Markets have been pricing in a higher risk premium for Middle East supply, especially around the Strait of Hormuz, which accounts for about 20% of the world’s crude oil flows. Some estimates put the geopolitical premium at $7 to $10 per barrel. However, prices have been oscillating without any clear direction over the past two weeks.
The key geopolitical driver is the rising tension between Washington and Tehran, with nuclear talks stalled but indirect diplomacy continuing. The US is showing intent to launch a credible strike, but its current stance looks more like pressure and leverage than preparation for a big invasion or an open campaign to change the government.
However, even a small attack could raise risk premiums, especially if Iran threatens to close transportation routes or infrastructure in the region. The market, on the other hand, anticipates that major supply flows will continue even in the event of a conflict, as has happened in past Middle East crises.
At the same time, bigger geopolitical risks go beyond the Gulf.

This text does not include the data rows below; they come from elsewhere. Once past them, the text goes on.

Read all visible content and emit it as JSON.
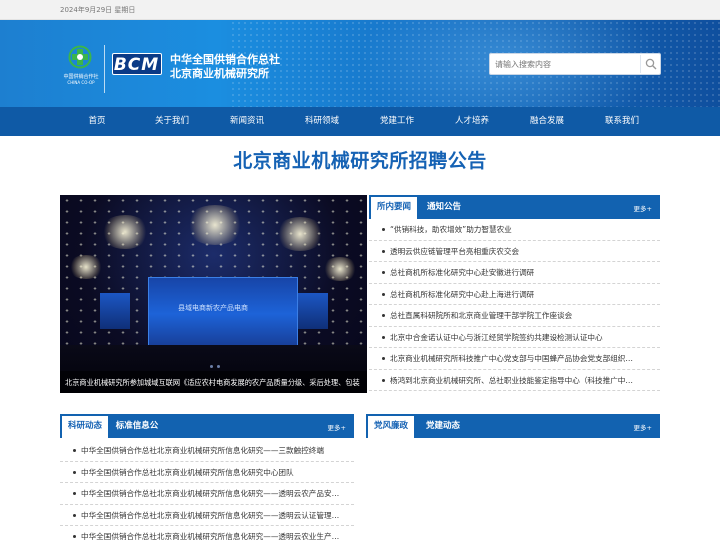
{
  "topbar": {
    "date": "2024年9月29日 星期日"
  },
  "header": {
    "coop_logo_name": "中国供销合作社",
    "coop_logo_en": "CHINA CO-OP",
    "bcm": "BCM",
    "org_line1": "中华全国供销合作总社",
    "org_line2": "北京商业机械研究所",
    "search_placeholder": "请输入搜索内容",
    "search_icon": "search-icon",
    "bg_color": "#1b8ee0"
  },
  "nav": [
    "首页",
    "关于我们",
    "新闻资讯",
    "科研领域",
    "党建工作",
    "人才培养",
    "融合发展",
    "联系我们"
  ],
  "page_title": "北京商业机械研究所招聘公告",
  "slider": {
    "caption": "北京商业机械研究所参加城域互联网《适应农村电商发展的农产品质量分级、采后处理、包装",
    "stage_text": "县域电商新农产品电商"
  },
  "news_panel": {
    "tabs": [
      "所内要闻",
      "通知公告"
    ],
    "more": "更多+",
    "items": [
      "“供销科技，助农增效”助力智慧农业",
      "透明云供应链管理平台亮相重庆农交会",
      "总社商机所标准化研究中心赴安徽进行调研",
      "总社商机所标准化研究中心赴上海进行调研",
      "总社直属科研院所和北京商业管理干部学院工作座谈会",
      "北京中合金诺认证中心与浙江经贸学院签约共建设检测认证中心",
      "北京商业机械研究所科技推广中心党支部与中国蜂产品协会党支部组织…",
      "杨鸿到北京商业机械研究所、总社职业技能鉴定指导中心（科技推广中…"
    ]
  },
  "research_panel": {
    "tabs": [
      "科研动态",
      "标准信息公"
    ],
    "more": "更多+",
    "items": [
      "中华全国供销合作总社北京商业机械研究所信息化研究——三款触控终端",
      "中华全国供销合作总社北京商业机械研究所信息化研究中心团队",
      "中华全国供销合作总社北京商业机械研究所信息化研究——透明云农产品安…",
      "中华全国供销合作总社北京商业机械研究所信息化研究——透明云认证管理…",
      "中华全国供销合作总社北京商业机械研究所信息化研究——透明云农业生产…"
    ]
  },
  "party_panel": {
    "tabs": [
      "党风廉政",
      "党建动态"
    ],
    "more": "更多+"
  },
  "colors": {
    "primary": "#1262b0",
    "title": "#1562b4"
  }
}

The failure of peace talks between Ukraine and Russia in Geneva has also contributed to rising crude oil prices. This has caused concerns about longer-lasting interruptions and kept a bid under traditional safe-haven assets. Meanwhile, naval exercises between Iran and Russia make people think they are working together to push back against Western pressure, which in turn makes crude prices more volatile.

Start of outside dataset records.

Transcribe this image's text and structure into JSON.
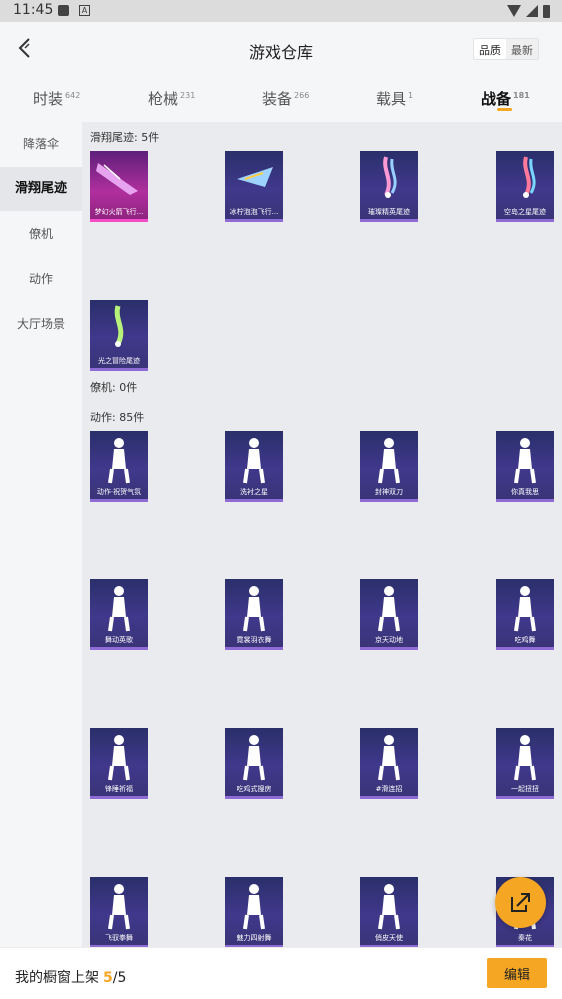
{
  "status_bar": {
    "time": "11:45",
    "icon_b": "A"
  },
  "header": {
    "title": "游戏仓库",
    "sort_options": [
      "品质",
      "最新"
    ]
  },
  "tabs": [
    {
      "label": "时装",
      "count": "642"
    },
    {
      "label": "枪械",
      "count": "231"
    },
    {
      "label": "装备",
      "count": "266"
    },
    {
      "label": "载具",
      "count": "1"
    },
    {
      "label": "战备",
      "count": "181"
    }
  ],
  "sidebar": {
    "items": [
      "降落伞",
      "滑翔尾迹",
      "僚机",
      "动作",
      "大厅场景"
    ]
  },
  "sections": {
    "glide": {
      "title": "滑翔尾迹: 5件",
      "items": [
        "梦幻火箭飞行...",
        "冰柠泡泡飞行...",
        "璀璨精英尾迹",
        "空岛之星尾迹",
        "光之冒险尾迹"
      ]
    },
    "wingman": {
      "title": "僚机: 0件"
    },
    "actions": {
      "title": "动作: 85件",
      "items": [
        "动作·祝贺气氛",
        "洗衬之星",
        "封神双刀",
        "你真我思",
        "舞动英歌",
        "霓裳羽衣舞",
        "京天动地",
        "吃鸡舞",
        "锋睡祈福",
        "吃鸡式搜房",
        "#滑连招",
        "一起扭扭",
        "飞驭拳舞",
        "魅力四射舞",
        "俏皮天使",
        "秦花"
      ]
    }
  },
  "bottom": {
    "label": "我的橱窗上架",
    "count_current": "5",
    "count_sep": "/",
    "count_total": "5",
    "edit_label": "编辑"
  },
  "colors": {
    "accent": "#f5a623",
    "card_bg": "#3a3478",
    "card_pink": "#b02f9e"
  }
}
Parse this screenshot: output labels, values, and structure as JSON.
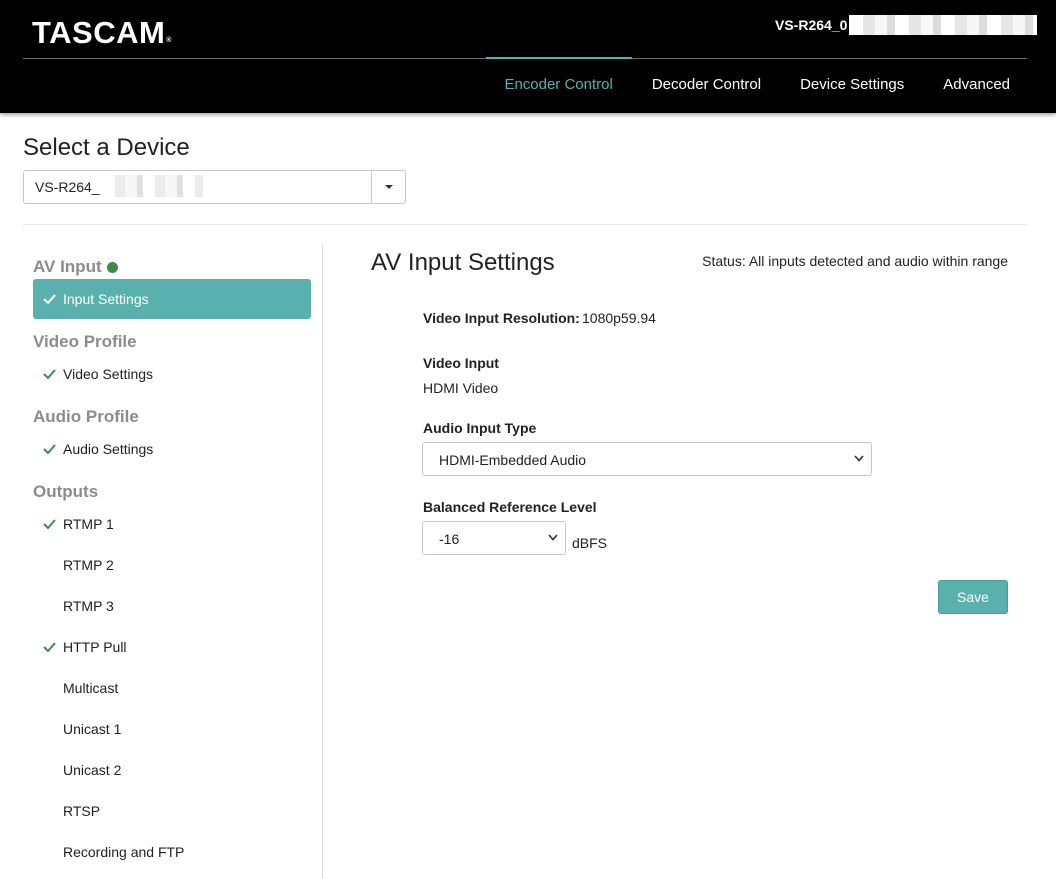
{
  "brand": {
    "logo_text": "TASCAM",
    "logo_mark": "®"
  },
  "header": {
    "device_name_prefix": "VS-R264_0",
    "nav": [
      {
        "label": "Encoder Control",
        "active": true
      },
      {
        "label": "Decoder Control",
        "active": false
      },
      {
        "label": "Device Settings",
        "active": false
      },
      {
        "label": "Advanced",
        "active": false
      }
    ],
    "accent_color": "#5ab0ad"
  },
  "device_picker": {
    "title": "Select a Device",
    "selected_value": "VS-R264_"
  },
  "sidebar": {
    "sections": [
      {
        "heading": "AV Input",
        "status_dot_color": "#3e8b4a"
      },
      {
        "heading": "Video Profile"
      },
      {
        "heading": "Audio Profile"
      },
      {
        "heading": "Outputs"
      }
    ],
    "items": [
      {
        "label": "Input Settings",
        "checked": true,
        "active": true
      },
      {
        "label": "Video Settings",
        "checked": true
      },
      {
        "label": "Audio Settings",
        "checked": true
      },
      {
        "label": "RTMP 1",
        "checked": true
      },
      {
        "label": "RTMP 2",
        "checked": false
      },
      {
        "label": "RTMP 3",
        "checked": false
      },
      {
        "label": "HTTP Pull",
        "checked": true
      },
      {
        "label": "Multicast",
        "checked": false
      },
      {
        "label": "Unicast 1",
        "checked": false
      },
      {
        "label": "Unicast 2",
        "checked": false
      },
      {
        "label": "RTSP",
        "checked": false
      },
      {
        "label": "Recording and FTP",
        "checked": false
      }
    ]
  },
  "main": {
    "title": "AV Input Settings",
    "status": "Status: All inputs detected and audio within range",
    "video_resolution_label": "Video Input Resolution:",
    "video_resolution_value": "1080p59.94",
    "video_input_label": "Video Input",
    "video_input_value": "HDMI Video",
    "audio_input_type_label": "Audio Input Type",
    "audio_input_type_value": "HDMI-Embedded Audio",
    "balanced_ref_label": "Balanced Reference Level",
    "balanced_ref_value": "-16",
    "balanced_ref_unit": "dBFS",
    "save_label": "Save"
  }
}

On the other hand, fundamentals seem more balanced but a little weak. The International Energy Agency has raised its forecast for global demand growth in 2026 to 930k barrels per day. However, it still expects a surplus in the end.
In the US, an 8.5 million-barrel increase in crude oil inventories suggests supply will remain stable in the near future, even though production is expected to slow slightly after peaking in 2025. Talks within OPEC+ to raise output again in April, along with record Chinese purchases of discounted Russian barrels, show that there is still sufficient physical availability.
In the near future, the most likely path is more volatility, this time driven by headline updates rather than structural tightness. Prices will fluctuate with each sign of progress or setback in US-Iran diplomacy and at other geopolitical flashpoints.
However, the fundamentals will keep prices from rising for a long time unless there is a real physical disruption. On the economic calendar, traders will be eyeing US GDP, the Core PCE Index, and Flash PMI data to gauge economic momentum. Stronger activity indicators signal higher oil demand, pushing crude prices further up.